Tuesday, December 28, 2010

Cover Art Downloader hits 50k downloads

If you use your Android device to listen to music, Cover Art Downloader is an essential application that will automatically retrieve your missing album cover art. It works with the stock Android music player as well as many popular 3rd-party players and has many useful features.

In less than two months since release, Cover Art Downloader for Android has reached a new milestone of 50,000 downloads. It is currently positioned at #22 in the Music & Audio category on the Android Market (#14 on AppBrain) with other top apps such as Pandora, Shazam, PowerAMP, Winamp, Soundhound and doubleTwist and is the top rated app of its kind.

Thanks to all who have downloaded and rated/commented. If you have yet to try it out, download it free today and lets see it hit the next milestone of 250,000 downloads and top 10 in 2011.

Tuesday, December 21, 2010

Cover Art Downloader developer interview

The Apple Google, a iOS news and app review site who recently began doing some Android coverage picked me as the target for their first Android Developer Interview. Check it out @ http://goo.gl/LBU2G

New website for Android apps

So I can keep this blog relevant to Linux, Android and programming how-to's and tips, I have created a new website for my Android apps. Check it out at http://www.appsbybirbeck.com/. Although there may be some crossover here, the latest news on my Android apps can be found via the website, Facebook, and Twitter.

Monday, December 6, 2010

April fools in December?

I was hacking away last night to rewrite Wallpaper Slideshow, and I needed to reference a java file in the Android source code. I noticed the file had changed, and that a new commit had been made.
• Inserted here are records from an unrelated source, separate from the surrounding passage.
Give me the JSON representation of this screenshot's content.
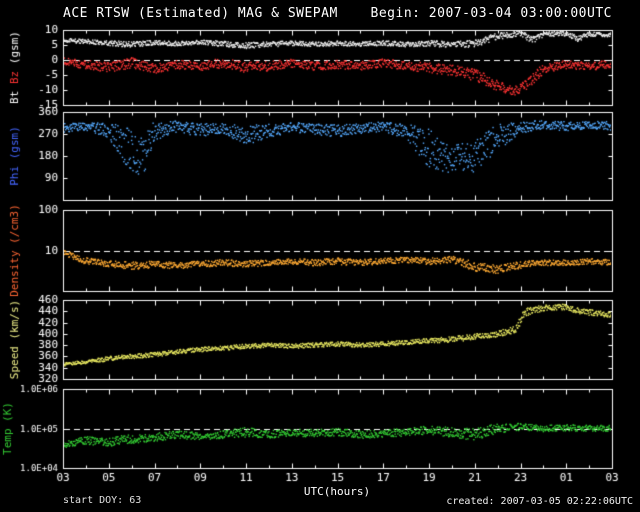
{
  "header": {
    "title": "ACE RTSW (Estimated) MAG & SWEPAM",
    "begin": "Begin: 2007-03-04 03:00:00UTC"
  },
  "footer": {
    "start_doy": "start DOY: 63",
    "created": "created: 2007-03-05 02:22:06UTC"
  },
  "chart_data": {
    "type": "scatter",
    "title": "ACE RTSW (Estimated) MAG & SWEPAM",
    "x_label": "UTC(hours)",
    "x_range_hours": [
      3,
      27
    ],
    "x_major_step_hours": 2,
    "x_tick_labels": [
      "03",
      "05",
      "07",
      "09",
      "11",
      "13",
      "15",
      "17",
      "19",
      "21",
      "23",
      "01",
      "03"
    ],
    "background_color": "#000000",
    "frame_color": "#ffffff",
    "panels": [
      {
        "name": "mag-bt-bz",
        "scale": "linear",
        "ylim": [
          -15,
          10
        ],
        "yticks": [
          [
            10,
            "10"
          ],
          [
            5,
            "5"
          ],
          [
            0,
            "0"
          ],
          [
            -5,
            "-5"
          ],
          [
            -10,
            "-10"
          ],
          [
            -15,
            "-15"
          ]
        ],
        "dashed": [
          0
        ],
        "axis_title": [
          {
            "text": "Bt ",
            "color": "#ffffff"
          },
          {
            "text": "Bz",
            "color": "#ff3333"
          },
          {
            "text": " (gsm)",
            "color": "#ffffff"
          }
        ],
        "series": [
          {
            "name": "Bt",
            "color": "#f2f2f2",
            "keyframes": [
              [
                3,
                6.5,
                0.7
              ],
              [
                4,
                6.2,
                0.7
              ],
              [
                5,
                5.6,
                0.8
              ],
              [
                6,
                5.2,
                1.0
              ],
              [
                7,
                5.8,
                0.8
              ],
              [
                8,
                5.5,
                0.8
              ],
              [
                9,
                6.0,
                0.7
              ],
              [
                10,
                5.4,
                0.9
              ],
              [
                11,
                4.8,
                1.0
              ],
              [
                12,
                5.2,
                0.9
              ],
              [
                13,
                5.6,
                0.8
              ],
              [
                14,
                5.2,
                0.8
              ],
              [
                15,
                5.6,
                0.8
              ],
              [
                16,
                5.3,
                0.8
              ],
              [
                17,
                5.6,
                0.8
              ],
              [
                18,
                5.2,
                0.8
              ],
              [
                19,
                5.6,
                1.0
              ],
              [
                20,
                5.0,
                1.0
              ],
              [
                21,
                5.5,
                1.2
              ],
              [
                22,
                8.0,
                1.2
              ],
              [
                23,
                9.0,
                0.9
              ],
              [
                23.5,
                6.5,
                1.2
              ],
              [
                24,
                8.5,
                0.8
              ],
              [
                25,
                8.8,
                0.8
              ],
              [
                25.5,
                7.0,
                1.0
              ],
              [
                26,
                8.6,
                0.7
              ],
              [
                27,
                8.4,
                0.7
              ]
            ]
          },
          {
            "name": "Bz",
            "color": "#ff3333",
            "keyframes": [
              [
                3,
                -0.5,
                1.2
              ],
              [
                4,
                -1.5,
                1.5
              ],
              [
                5,
                -2.5,
                1.6
              ],
              [
                6,
                -1.0,
                1.8
              ],
              [
                7,
                -3.0,
                1.6
              ],
              [
                8,
                -1.5,
                1.4
              ],
              [
                9,
                -2.0,
                1.5
              ],
              [
                10,
                -1.0,
                1.6
              ],
              [
                11,
                -2.5,
                1.7
              ],
              [
                12,
                -2.0,
                1.6
              ],
              [
                13,
                -1.0,
                1.4
              ],
              [
                14,
                -2.0,
                1.4
              ],
              [
                15,
                -1.5,
                1.4
              ],
              [
                16,
                -2.0,
                1.4
              ],
              [
                17,
                -1.0,
                1.4
              ],
              [
                18,
                -2.0,
                1.5
              ],
              [
                19,
                -2.5,
                1.7
              ],
              [
                20,
                -3.5,
                1.8
              ],
              [
                21,
                -5.0,
                2.0
              ],
              [
                22,
                -8.5,
                1.8
              ],
              [
                22.7,
                -10.5,
                1.4
              ],
              [
                23.3,
                -8.0,
                1.8
              ],
              [
                24,
                -3.0,
                1.8
              ],
              [
                25,
                -1.5,
                1.4
              ],
              [
                26,
                -2.0,
                1.4
              ],
              [
                27,
                -1.5,
                1.4
              ]
            ]
          }
        ]
      },
      {
        "name": "phi",
        "scale": "linear",
        "ylim": [
          0,
          360
        ],
        "yticks": [
          [
            360,
            "360"
          ],
          [
            270,
            "270"
          ],
          [
            180,
            "180"
          ],
          [
            90,
            "90"
          ]
        ],
        "dashed": [],
        "axis_title": [
          {
            "text": "Phi (gsm)",
            "color": "#4466ff"
          }
        ],
        "series": [
          {
            "name": "Phi",
            "color": "#55aaff",
            "keyframes": [
              [
                3,
                295,
                18
              ],
              [
                4,
                300,
                15
              ],
              [
                5,
                285,
                30
              ],
              [
                5.8,
                220,
                90
              ],
              [
                6.5,
                170,
                80
              ],
              [
                7,
                280,
                45
              ],
              [
                8,
                300,
                22
              ],
              [
                9,
                285,
                28
              ],
              [
                10,
                292,
                20
              ],
              [
                11,
                265,
                40
              ],
              [
                12,
                282,
                28
              ],
              [
                13,
                298,
                20
              ],
              [
                14,
                290,
                22
              ],
              [
                15,
                282,
                26
              ],
              [
                16,
                292,
                20
              ],
              [
                17,
                300,
                20
              ],
              [
                18,
                282,
                30
              ],
              [
                19,
                210,
                80
              ],
              [
                20,
                165,
                55
              ],
              [
                21,
                180,
                65
              ],
              [
                22,
                250,
                60
              ],
              [
                23,
                298,
                25
              ],
              [
                24,
                308,
                16
              ],
              [
                25,
                300,
                20
              ],
              [
                26,
                308,
                15
              ],
              [
                27,
                302,
                18
              ]
            ]
          }
        ]
      },
      {
        "name": "density",
        "scale": "log",
        "ylim": [
          1,
          100
        ],
        "yticks": [
          [
            100,
            "100"
          ],
          [
            10,
            "10"
          ]
        ],
        "dashed": [
          10
        ],
        "axis_title": [
          {
            "text": "Density (/cm3)",
            "color": "#ff6633"
          }
        ],
        "series": [
          {
            "name": "Density",
            "color": "#ffaa33",
            "keyframes": [
              [
                3,
                9,
                0.06
              ],
              [
                3.5,
                7,
                0.08
              ],
              [
                4,
                5.5,
                0.08
              ],
              [
                5,
                4.8,
                0.08
              ],
              [
                6,
                4.2,
                0.1
              ],
              [
                7,
                4.6,
                0.08
              ],
              [
                8,
                4.2,
                0.08
              ],
              [
                9,
                4.6,
                0.08
              ],
              [
                10,
                5.0,
                0.08
              ],
              [
                11,
                4.6,
                0.08
              ],
              [
                12,
                5.0,
                0.07
              ],
              [
                13,
                5.4,
                0.07
              ],
              [
                14,
                5.0,
                0.08
              ],
              [
                15,
                5.4,
                0.08
              ],
              [
                16,
                5.0,
                0.08
              ],
              [
                17,
                5.5,
                0.07
              ],
              [
                18,
                5.8,
                0.07
              ],
              [
                19,
                5.4,
                0.08
              ],
              [
                20,
                6.0,
                0.08
              ],
              [
                21,
                4.0,
                0.12
              ],
              [
                22,
                3.4,
                0.1
              ],
              [
                23,
                4.4,
                0.09
              ],
              [
                24,
                5.0,
                0.07
              ],
              [
                25,
                5.0,
                0.07
              ],
              [
                26,
                5.4,
                0.07
              ],
              [
                27,
                5.0,
                0.07
              ]
            ]
          }
        ]
      },
      {
        "name": "speed",
        "scale": "linear",
        "ylim": [
          320,
          460
        ],
        "yticks": [
          [
            460,
            "460"
          ],
          [
            440,
            "440"
          ],
          [
            420,
            "420"
          ],
          [
            400,
            "400"
          ],
          [
            380,
            "380"
          ],
          [
            360,
            "360"
          ],
          [
            340,
            "340"
          ],
          [
            320,
            "320"
          ]
        ],
        "dashed": [],
        "axis_title": [
          {
            "text": "Speed (km/s)",
            "color": "#eeee88"
          }
        ],
        "series": [
          {
            "name": "Speed",
            "color": "#e8e860",
            "keyframes": [
              [
                3,
                346,
                3
              ],
              [
                4,
                350,
                3
              ],
              [
                5,
                356,
                4
              ],
              [
                6,
                360,
                4
              ],
              [
                7,
                363,
                4
              ],
              [
                8,
                368,
                4
              ],
              [
                9,
                372,
                4
              ],
              [
                10,
                375,
                4
              ],
              [
                11,
                378,
                4
              ],
              [
                12,
                380,
                4
              ],
              [
                13,
                378,
                4
              ],
              [
                14,
                380,
                4
              ],
              [
                15,
                382,
                4
              ],
              [
                16,
                380,
                4
              ],
              [
                17,
                382,
                4
              ],
              [
                18,
                385,
                4
              ],
              [
                19,
                388,
                4
              ],
              [
                20,
                390,
                5
              ],
              [
                21,
                395,
                5
              ],
              [
                22,
                400,
                5
              ],
              [
                22.8,
                408,
                7
              ],
              [
                23.2,
                438,
                7
              ],
              [
                24,
                446,
                5
              ],
              [
                25,
                448,
                5
              ],
              [
                25.5,
                441,
                5
              ],
              [
                26,
                438,
                5
              ],
              [
                27,
                433,
                5
              ]
            ]
          }
        ]
      },
      {
        "name": "temp",
        "scale": "log",
        "ylim": [
          10000,
          1000000
        ],
        "yticks": [
          [
            1000000,
            "1.0E+06"
          ],
          [
            100000,
            "1.0E+05"
          ],
          [
            10000,
            "1.0E+04"
          ]
        ],
        "tick_font": 9,
        "title_x": 8,
        "dashed": [
          100000
        ],
        "axis_title": [
          {
            "text": "Temp (K)",
            "color": "#33cc33"
          }
        ],
        "series": [
          {
            "name": "Temp",
            "color": "#33cc33",
            "keyframes": [
              [
                3,
                38000,
                0.08
              ],
              [
                4,
                50000,
                0.1
              ],
              [
                5,
                45000,
                0.1
              ],
              [
                6,
                55000,
                0.12
              ],
              [
                7,
                60000,
                0.1
              ],
              [
                8,
                70000,
                0.1
              ],
              [
                9,
                65000,
                0.1
              ],
              [
                10,
                70000,
                0.1
              ],
              [
                11,
                80000,
                0.12
              ],
              [
                12,
                70000,
                0.1
              ],
              [
                13,
                80000,
                0.09
              ],
              [
                14,
                75000,
                0.1
              ],
              [
                15,
                80000,
                0.1
              ],
              [
                16,
                70000,
                0.1
              ],
              [
                17,
                75000,
                0.09
              ],
              [
                18,
                80000,
                0.1
              ],
              [
                19,
                90000,
                0.12
              ],
              [
                20,
                80000,
                0.12
              ],
              [
                21,
                70000,
                0.15
              ],
              [
                22,
                100000,
                0.12
              ],
              [
                23,
                110000,
                0.09
              ],
              [
                24,
                100000,
                0.08
              ],
              [
                25,
                105000,
                0.08
              ],
              [
                26,
                100000,
                0.08
              ],
              [
                27,
                100000,
                0.08
              ]
            ]
          }
        ]
      }
    ]
  }
}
The Gingerbread was done baking before the timer went off, which it did this morning with Andy Rubin's big announcement.

So on my lunch break today I thought I would upgrade to the latest SDK and spoil my dinner with some tasty new Google treats. The good thing is my applications work wonderfully, the bad thing is, this must be some kind of joke.

Here is a screenshot of the upcoming Wallpaper Slideshow settings screen in Froyo (spoiler alert, be warned):



Looks normal, and has looked the same since API level 3. Now Google hired some big name user interface designers for Gingerbread to give it a new fresh look, so I was pretty excited to try it in action. Imagine then my shock and dismay when I was greeted with the following screen:



Yes folks, THIS IS GINGERBREAD. And that doesn't even show the worst of it, the buttons, the menus, the widgets and my personal least favorite, the progress bar, all look extremely horrible. Overall the entire OS has a flat, black, pixelated and blurry look to it. It is just unbelievable in the worst sense of the word.

I can only hope that this is not a final release, that the emulator lacks some required hardware video acceleration, or Google is just playing a joke on us because this is outright atrocious. Now I will reserve full judgement until I have a Nexus S in my hand, but if this is the way it's intended to look, be ready for some well deserved ridicule from the community.

UPDATE:

Ok, so my emulator was using MDPI resources instead of HDPI. When increasing the pixel density it actually looks 100x better. I'm still not really a fan of the widgets, or the transparent options menu, but it's no where as bad as I thought initially... at least not for HDPI. I hope lower resolutions won't suffer the same pixelation as we see in the emulator, but I do look forward to the day when I can test this out on a real device.